Manhattan had most new wealthy neighborhoods at 53, San Francisco had 51
According to Zillow, nearly one in 20 residential ZIP codes in the U.S. meets the definition of a $1 Million Neighborhood, meaning at least 10 percent of the homes there are worth seven figures or more. Based on Zillow’s research, there are now 346 new $1 Million Neighborhoods in the U.S. since 2014, as the housing market continues its push toward fully recovering.
Zillow analyzed residential ZIP codes across the country, looking for places where at least 10 percent of homes in the area are worth $1 million or more, making it a $1 Million Neighborhood. About 4 percent of all ZIP codes analyzed had enough $1 million homes to qualify. There are now a total of 1,280 $1 Million Neighborhoods in the U.S., up from 958 in 2014.
U.S. home values are at a record high as the housing market continues its recovery from the Great Recession. As a result, an increasing number of ZIP codes are finding themselves on the $1 Million Neighborhood list. West Coast metropolitan areas, where home values have bounced back fastest, saw the greatest increase in the number of $1 Million Neighborhoods over the past three years.
Nearly 74 percent of all ZIP codes in the San Francisco metropolitan area meet the $1 Million Neighborhood benchmark. One in five San Francisco ZIP codes have been added to the $1 Million Neighborhoods list since 2007. The San Francisco metropolitan area has gained 36 $1 Million Neighborhoods over the past three years, second to New York, which gained 53.

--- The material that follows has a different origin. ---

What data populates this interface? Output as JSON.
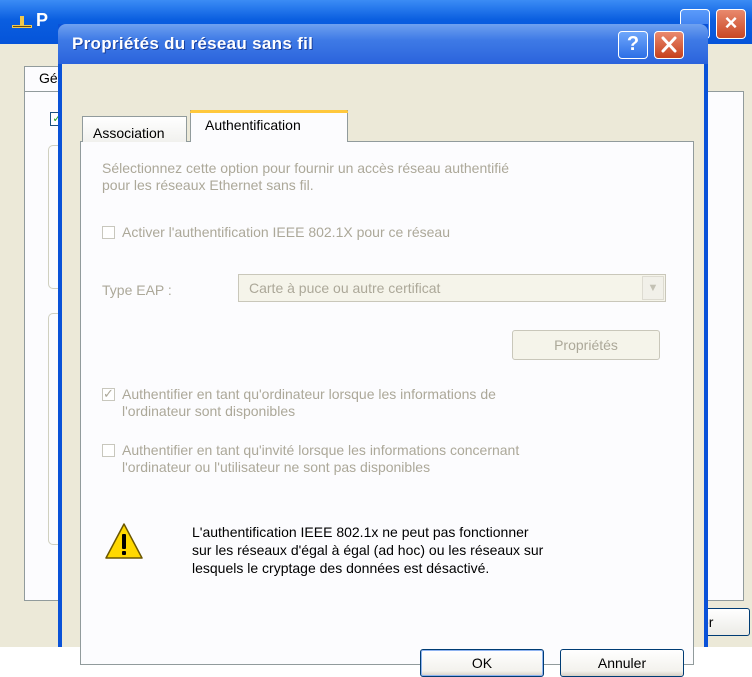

“As home values reach new peaks, $1 million homes are increasingly common, even in neighborhoods once considered middle class,” said Zillow’s Chief Economist Dr. Svenja Gudell. “The U.S. median home value is just over $200,000, but in San Francisco, Los Angeles and other expensive cities, homes are worth much more. As home values hit seven figures in many neighborhoods, it’s going to have real impacts on affordability for middle-class homeowners whose incomes haven’t kept up, and this imbalance especially has implications for people on fixed incomes whose property taxes are rising along with their home value.”
Not all markets are seeing an increase in the share of $1 Million Neighborhoods. In St. Louis and Cincinnati, where the median home value is nearly $50,000 below the national median, no new $1 Million Neighborhoods were added over the past 10 years.
Las Vegas, among the hardest hit by the Great Recession, has only gained one $1 Million Neighborhood since 2014.